Cada paso la acercaba más al despacho de dirección, y cada paso aumentaba el cosquilleo en su estómago.
Y entonces lo vio.
Martín estaba junto a la mesa de juntas, hablando con dos directores de área. Traje impecable, corbata perfectamente anudada, la expresión seria que imponía respeto. La imagen de un jefe seguro de sí mismo. Pero, aún así, en cuanto sus ojos encontraron los de ella, apareció la chispa. Fue un segundo. Un segundo demasiado largo.
Martín se había repetido cien veces frente al espejo que todo debía seguir como siempre, que en la oficina tenía que ser el jefe serio, el profesional intachable. Pero en cuanto vio a Mariana entrar por la puerta, con ese paso nervioso que intentaba disimular, supo que estaba perdido.
Desde su sitio en la mesa de juntas, fingía repasar las notas del informe, aunque la mitad de su atención estaba puesta en ella. Cada gesto de Mariana lo distraía.
Lala sintió cómo el aire se volvía espeso.
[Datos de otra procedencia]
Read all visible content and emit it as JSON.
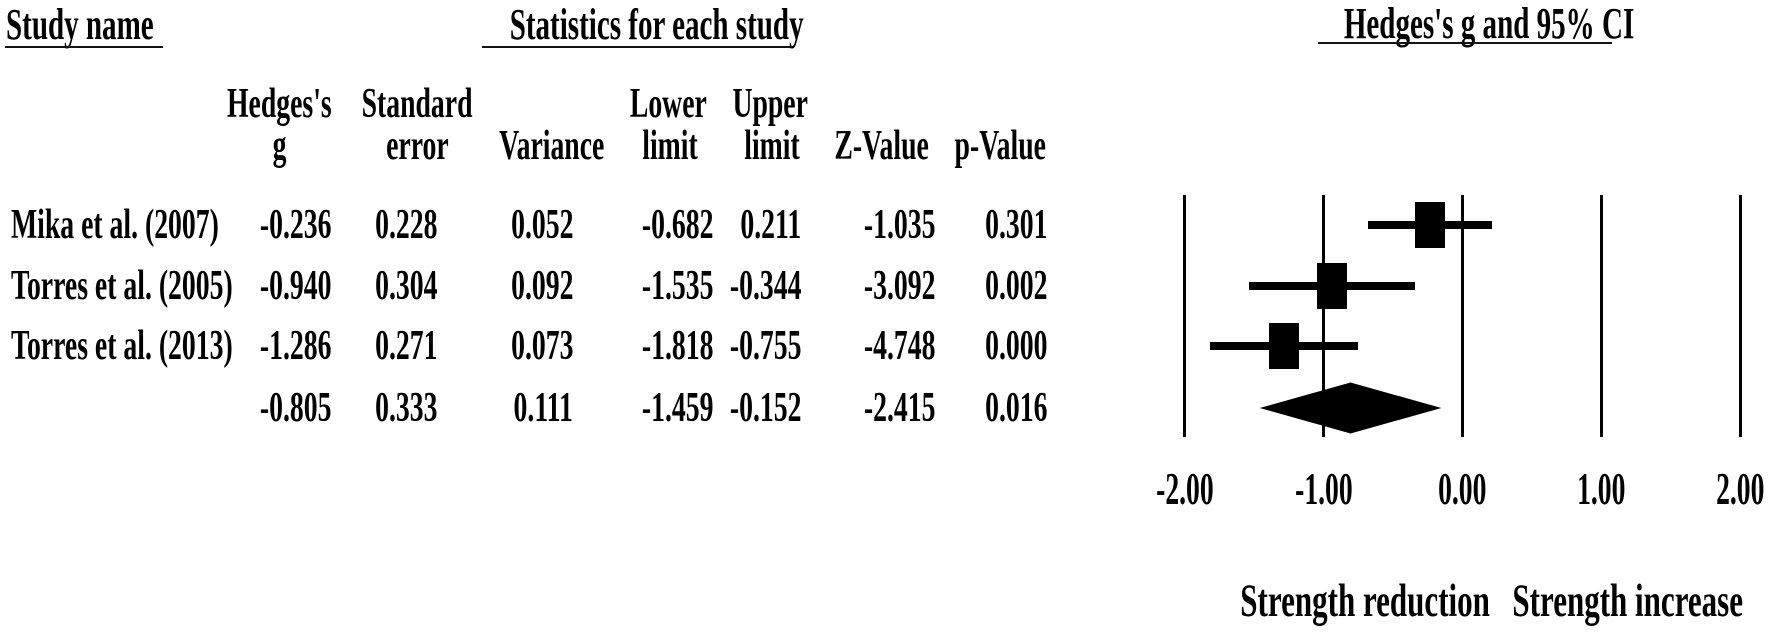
{
  "figure": {
    "background": "#ffffff",
    "ink_color": "#000000"
  },
  "table": {
    "study_col_title": "Study name",
    "title": "Statistics for each study",
    "columns": [
      {
        "label_line1": "Hedges's",
        "label_line2": "g"
      },
      {
        "label_line1": "Standard",
        "label_line2": "error"
      },
      {
        "label_line1": "",
        "label_line2": "Variance"
      },
      {
        "label_line1": "Lower",
        "label_line2": "limit"
      },
      {
        "label_line1": "Upper",
        "label_line2": "limit"
      },
      {
        "label_line1": "",
        "label_line2": "Z-Value"
      },
      {
        "label_line1": "",
        "label_line2": "p-Value"
      }
    ],
    "rows": [
      {
        "study": "Mika et al. (2007)",
        "values": [
          "-0.236",
          "0.228",
          "0.052",
          "-0.682",
          "0.211",
          "-1.035",
          "0.301"
        ],
        "summary": false
      },
      {
        "study": "Torres et al. (2005)",
        "values": [
          "-0.940",
          "0.304",
          "0.092",
          "-1.535",
          "-0.344",
          "-3.092",
          "0.002"
        ],
        "summary": false
      },
      {
        "study": "Torres et al. (2013)",
        "values": [
          "-1.286",
          "0.271",
          "0.073",
          "-1.818",
          "-0.755",
          "-4.748",
          "0.000"
        ],
        "summary": false
      },
      {
        "study": "",
        "values": [
          "-0.805",
          "0.333",
          "0.111",
          "-1.459",
          "-0.152",
          "-2.415",
          "0.016"
        ],
        "summary": true
      }
    ]
  },
  "chart_data": {
    "type": "forest",
    "title": "Hedges's g and 95% CI",
    "effect_measure": "Hedges's g",
    "xlim": [
      -2.0,
      2.0
    ],
    "ticks": [
      -2.0,
      -1.0,
      0.0,
      1.0,
      2.0
    ],
    "tick_labels": [
      "-2.00",
      "-1.00",
      "0.00",
      "1.00",
      "2.00"
    ],
    "grid": true,
    "studies": [
      {
        "name": "Mika et al. (2007)",
        "g": -0.236,
        "lower": -0.682,
        "upper": 0.211
      },
      {
        "name": "Torres et al. (2005)",
        "g": -0.94,
        "lower": -1.535,
        "upper": -0.344
      },
      {
        "name": "Torres et al. (2013)",
        "g": -1.286,
        "lower": -1.818,
        "upper": -0.755
      }
    ],
    "summary": {
      "g": -0.805,
      "lower": -1.459,
      "upper": -0.152
    },
    "axis_annotations": {
      "left": "Strength reduction",
      "right": "Strength increase"
    }
  }
}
Apretó los papeles que llevaba en la mano y se apresuró a mirar hacia otro lado, fingiendo que el informe que traía consigo era lo más fascinante del universo.
—Buenos días, Lalita —dijo Clara, su compañera de cubículo, dejándose caer en la silla de al lado con un café en la mano.
—¿Eh? Ah… sí, buenos días. —Intentó sonar normal, pero la voz le salió un poco más aguda de lo habitual.
Clara la miró con una ceja arqueada. —¿Seguro que no te has tomado tres cafés ya?
Lala rio nerviosa, negando con la cabeza. Tomó asiento y abrió el ordenador, como si tuviera mil urgencias.
Mientras tanto Martín, hablaba con los directores de área, y notó que sus pensamientos se desviaban una y otra vez. Se obligaba a mantener el tono firme, a no dar señales de lo que bullía por dentro. Pero bastaba con que Mariana levantara la vista un instante para que todo su autocontrol se tambaleara. El brillo curioso en sus ojos era un recordatorio constante de la conversación de la noche anterior, de las risas, de esa cercanía que ya no podía ignorar.
Cuando se dirigió a la máquina de café, lo hizo con la excusa de necesitar un respiro. Sintió que si seguía en medio de las charlas técnicas mucho más tiempo, iba a desvelar con una sonrisa lo que se suponía que era un secreto. Y allí, al alzar la vista y verla sentada a lo lejos, no pudo evitar regalarle esa media sonrisa. Fue fugaz, pero intencional, suficiente para dejar en el aire la complicidad.
Él había terminado su charla con los directores y se acercó al pasillo. Por un momento, Lala contuvo la respiración. Estaba segura de que iba a venir directo hacia ella, pero no: se detuvo frente a la máquina de café.
Ella suspiró aliviada… hasta que él levantó apenas la vista y le dedicó esa media sonrisa que parecía hecha a propósito para desarmarla. Fue tan rápido que nadie más lo notó, pero suficiente para que Lala quisiera hundirse bajo el escritorio.